Debugging R scripts to identify the cause of an error¶
If an R script fails with a technical error such as caught segfault
(a segmentation fault), you may want to identify the library or function call that causes the message in order to figure out which library to reinstall. To do so, open the R script that fails in RStudio, and execute the script line by line until you identify the line that causes the issue. Importantly, read the instructions in the section at the beginning of the script that is called SAVE SNAKEMAKE S4 OBJECT THAT IS PASSED ALONG FOR DEBUGGING PURPOSES
. Briefly, you simply have to make the snakemake object available in your R workspace, which contains all necessary information to execute the R script properly. Normally, Snakemake automatically loads that when executing a script.

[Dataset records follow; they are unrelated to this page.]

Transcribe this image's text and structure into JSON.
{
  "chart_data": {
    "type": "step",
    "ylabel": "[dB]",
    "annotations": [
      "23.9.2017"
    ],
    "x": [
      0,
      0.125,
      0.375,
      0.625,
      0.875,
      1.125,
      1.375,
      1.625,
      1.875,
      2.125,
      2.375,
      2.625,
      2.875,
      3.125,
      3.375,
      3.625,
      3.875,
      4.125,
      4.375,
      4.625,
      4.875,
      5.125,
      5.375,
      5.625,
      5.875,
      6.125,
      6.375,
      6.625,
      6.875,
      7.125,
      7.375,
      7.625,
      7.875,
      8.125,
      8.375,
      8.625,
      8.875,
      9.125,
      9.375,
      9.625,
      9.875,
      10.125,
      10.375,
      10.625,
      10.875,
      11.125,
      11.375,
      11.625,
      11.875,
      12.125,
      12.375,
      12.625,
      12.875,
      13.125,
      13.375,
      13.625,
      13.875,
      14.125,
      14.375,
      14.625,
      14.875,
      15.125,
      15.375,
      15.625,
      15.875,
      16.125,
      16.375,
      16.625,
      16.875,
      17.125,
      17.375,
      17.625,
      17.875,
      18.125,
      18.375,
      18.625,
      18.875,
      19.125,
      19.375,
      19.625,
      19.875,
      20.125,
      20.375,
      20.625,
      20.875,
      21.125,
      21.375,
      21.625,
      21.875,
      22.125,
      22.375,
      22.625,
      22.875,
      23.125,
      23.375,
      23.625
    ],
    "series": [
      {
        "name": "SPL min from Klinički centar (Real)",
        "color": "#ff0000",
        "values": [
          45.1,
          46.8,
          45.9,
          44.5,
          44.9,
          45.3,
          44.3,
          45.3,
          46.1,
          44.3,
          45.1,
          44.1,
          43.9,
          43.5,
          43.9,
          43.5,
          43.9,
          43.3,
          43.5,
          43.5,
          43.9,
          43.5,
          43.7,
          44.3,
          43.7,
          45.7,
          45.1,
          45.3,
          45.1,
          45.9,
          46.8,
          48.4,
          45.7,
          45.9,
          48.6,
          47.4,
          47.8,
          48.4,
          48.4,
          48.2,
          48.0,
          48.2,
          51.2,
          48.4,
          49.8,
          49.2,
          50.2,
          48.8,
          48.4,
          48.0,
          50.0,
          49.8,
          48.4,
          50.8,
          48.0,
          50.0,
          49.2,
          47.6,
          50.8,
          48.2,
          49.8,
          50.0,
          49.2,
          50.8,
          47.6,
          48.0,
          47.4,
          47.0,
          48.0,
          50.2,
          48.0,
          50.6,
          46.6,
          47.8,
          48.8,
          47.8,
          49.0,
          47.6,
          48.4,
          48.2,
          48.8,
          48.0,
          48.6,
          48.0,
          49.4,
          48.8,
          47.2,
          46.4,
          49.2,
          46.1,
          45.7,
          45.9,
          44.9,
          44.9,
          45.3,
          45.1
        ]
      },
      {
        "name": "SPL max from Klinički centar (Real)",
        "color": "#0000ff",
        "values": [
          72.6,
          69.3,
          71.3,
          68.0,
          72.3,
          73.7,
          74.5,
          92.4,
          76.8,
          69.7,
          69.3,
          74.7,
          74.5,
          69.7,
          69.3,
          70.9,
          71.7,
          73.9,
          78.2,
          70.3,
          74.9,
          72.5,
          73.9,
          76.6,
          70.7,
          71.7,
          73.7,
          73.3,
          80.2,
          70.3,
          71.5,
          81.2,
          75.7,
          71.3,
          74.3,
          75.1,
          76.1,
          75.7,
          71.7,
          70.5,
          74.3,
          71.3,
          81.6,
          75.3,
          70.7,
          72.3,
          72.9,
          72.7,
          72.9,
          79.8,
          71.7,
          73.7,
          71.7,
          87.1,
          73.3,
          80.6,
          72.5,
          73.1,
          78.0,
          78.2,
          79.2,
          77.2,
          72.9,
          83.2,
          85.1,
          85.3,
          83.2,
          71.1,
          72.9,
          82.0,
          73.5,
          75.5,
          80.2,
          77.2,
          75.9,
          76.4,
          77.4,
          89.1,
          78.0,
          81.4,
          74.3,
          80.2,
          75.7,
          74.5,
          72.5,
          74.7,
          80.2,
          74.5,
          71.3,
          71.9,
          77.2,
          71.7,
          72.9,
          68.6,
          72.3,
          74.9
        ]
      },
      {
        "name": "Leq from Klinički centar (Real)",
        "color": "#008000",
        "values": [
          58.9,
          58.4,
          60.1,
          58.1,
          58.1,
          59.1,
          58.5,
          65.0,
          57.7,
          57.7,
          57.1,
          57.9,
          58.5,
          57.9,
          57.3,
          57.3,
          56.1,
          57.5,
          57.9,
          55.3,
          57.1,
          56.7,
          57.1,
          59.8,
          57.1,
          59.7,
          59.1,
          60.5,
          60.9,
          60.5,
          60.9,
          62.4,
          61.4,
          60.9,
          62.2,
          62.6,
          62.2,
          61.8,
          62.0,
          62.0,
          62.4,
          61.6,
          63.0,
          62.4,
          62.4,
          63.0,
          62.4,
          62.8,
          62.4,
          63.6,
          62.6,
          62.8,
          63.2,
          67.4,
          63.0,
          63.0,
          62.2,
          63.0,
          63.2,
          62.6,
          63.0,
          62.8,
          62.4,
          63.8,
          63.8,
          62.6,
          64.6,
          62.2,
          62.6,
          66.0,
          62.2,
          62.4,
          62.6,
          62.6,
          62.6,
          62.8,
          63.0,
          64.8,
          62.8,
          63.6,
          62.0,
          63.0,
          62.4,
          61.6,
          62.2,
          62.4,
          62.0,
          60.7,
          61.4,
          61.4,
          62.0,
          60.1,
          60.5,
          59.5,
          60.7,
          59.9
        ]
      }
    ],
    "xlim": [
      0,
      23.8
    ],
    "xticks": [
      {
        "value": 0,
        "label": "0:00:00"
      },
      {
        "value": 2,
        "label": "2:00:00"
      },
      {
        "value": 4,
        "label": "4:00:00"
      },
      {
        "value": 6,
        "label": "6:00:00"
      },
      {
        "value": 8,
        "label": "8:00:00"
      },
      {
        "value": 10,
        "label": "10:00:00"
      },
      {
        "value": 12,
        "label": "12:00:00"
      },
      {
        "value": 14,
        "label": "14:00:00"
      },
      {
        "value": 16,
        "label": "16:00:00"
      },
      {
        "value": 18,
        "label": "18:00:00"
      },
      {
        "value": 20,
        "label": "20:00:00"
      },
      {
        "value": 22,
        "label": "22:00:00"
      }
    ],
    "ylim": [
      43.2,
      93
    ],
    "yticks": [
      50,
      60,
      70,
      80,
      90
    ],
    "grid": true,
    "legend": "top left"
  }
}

To do so, simply execute the line that is pasted there in R, it is something like this:
snakemake = readRDS("{outputFolder}/LOGS_AND_BENCHMARKS/0.checkParameters.R.rds")
Replace {outputFolder}
by the folder you used for the analysis, and adjust the 0.checkParameters
part also accordingly. Essentially, you just have to provide the path to the corresponding file that is located in the LOGS_AND_BENCHMARKS
subdirectly within the specified output directory.
Rerunning Snakemake¶
After fixing the error, rerun Snakemake. Snakemake will continue at the point at which the error message occurred, without rerunning already successfully computed previous steps (unless specified otherwise).